During the trip they visit a new place every day, Staffan adds. At the different stops they anchor and leave the vessel using its six rubber boats, the so-called zodiacs. The passengers can go ashore to explore with the help of the smaller boats. Exception is if you see polar bears close by. If so, everyone needs to stay on board and observe them from there instead. Regardless, passengers get really close to nature and wildlife during these trips. Many of the tourists are to no one’s surprise avid photographers and have usually brought plenty of camera equipment. But there are also those who only bring their mobile phone and possibly a selfie-stick for their adventure.

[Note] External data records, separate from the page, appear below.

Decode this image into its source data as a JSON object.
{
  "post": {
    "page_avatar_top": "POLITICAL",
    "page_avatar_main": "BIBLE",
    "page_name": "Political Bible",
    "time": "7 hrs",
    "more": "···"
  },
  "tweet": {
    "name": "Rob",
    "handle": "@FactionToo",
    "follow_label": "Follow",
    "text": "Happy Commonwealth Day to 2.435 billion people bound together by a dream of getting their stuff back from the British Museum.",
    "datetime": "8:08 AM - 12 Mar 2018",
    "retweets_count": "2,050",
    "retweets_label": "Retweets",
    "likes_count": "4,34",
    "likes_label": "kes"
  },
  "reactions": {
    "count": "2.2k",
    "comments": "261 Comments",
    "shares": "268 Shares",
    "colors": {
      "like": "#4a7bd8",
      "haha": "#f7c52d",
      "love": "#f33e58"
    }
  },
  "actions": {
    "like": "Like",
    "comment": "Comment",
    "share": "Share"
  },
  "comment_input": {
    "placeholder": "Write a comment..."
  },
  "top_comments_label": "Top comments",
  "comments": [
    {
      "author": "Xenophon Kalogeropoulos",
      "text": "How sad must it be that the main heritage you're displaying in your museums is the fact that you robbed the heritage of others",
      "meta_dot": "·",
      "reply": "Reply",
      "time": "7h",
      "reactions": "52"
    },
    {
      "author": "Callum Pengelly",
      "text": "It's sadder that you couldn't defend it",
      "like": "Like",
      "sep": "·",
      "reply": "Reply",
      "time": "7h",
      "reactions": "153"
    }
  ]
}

In addition to food and accommodation, the trip includes qualified guides who take care of the passengers. The crew stays in the background to take care of all the practical things with the vessel and of course the dining.
- On the first and last evening the dinners are slightly more upscale, with so-called "Captain's dinner". We might bring out white tablecloths and everything. During the remaining days the dining are under much simpler forms. It is important to know that we are not a ship in the luxury segment and as our guest you never have to change your outfit before dinner. After a day's adventure you are welcome just as you are in your outdoor clothes. A relaxed atmosphere and genuine feeling are important to us, and has become our niche. Two other things that makes M/V Polar Pioneer unique are that as an expedition vessel her size is not very common and she is also one of few with the highest ice class. This allows us to continue our journey in places where many others must stay out on the open sea due to ice, which means we will be able to get closer to nature and wildlife.
The next charter season starts in May, with a whiskey-themed chartered trip around the north coast of Scotland. Then M/V Polar Pioneer goes on to Svalbard to stays there until August and after that they have three more trips booked at Greenland and Iceland. The journey will later continue towards new latitudes via the small islands of the South Atlantic, where a few shorter trips are planned. M/V Polar Pioneer will continue all the way to Antarctica, where she will embark on a completely new adventure, temporarily exchanging the polar bears for penguins. During the spring of 2024, the next season in the Arctic and Svalbard awaits M/V Polar Pioneer, and her by then not so new owners.
Port of Uddevalla finds it very exciting to be part of this unique vessel's adventure and look forward to following her future journeys. We wish M/V Polar Pioneer with crew a warmly welcome to Uddevalla!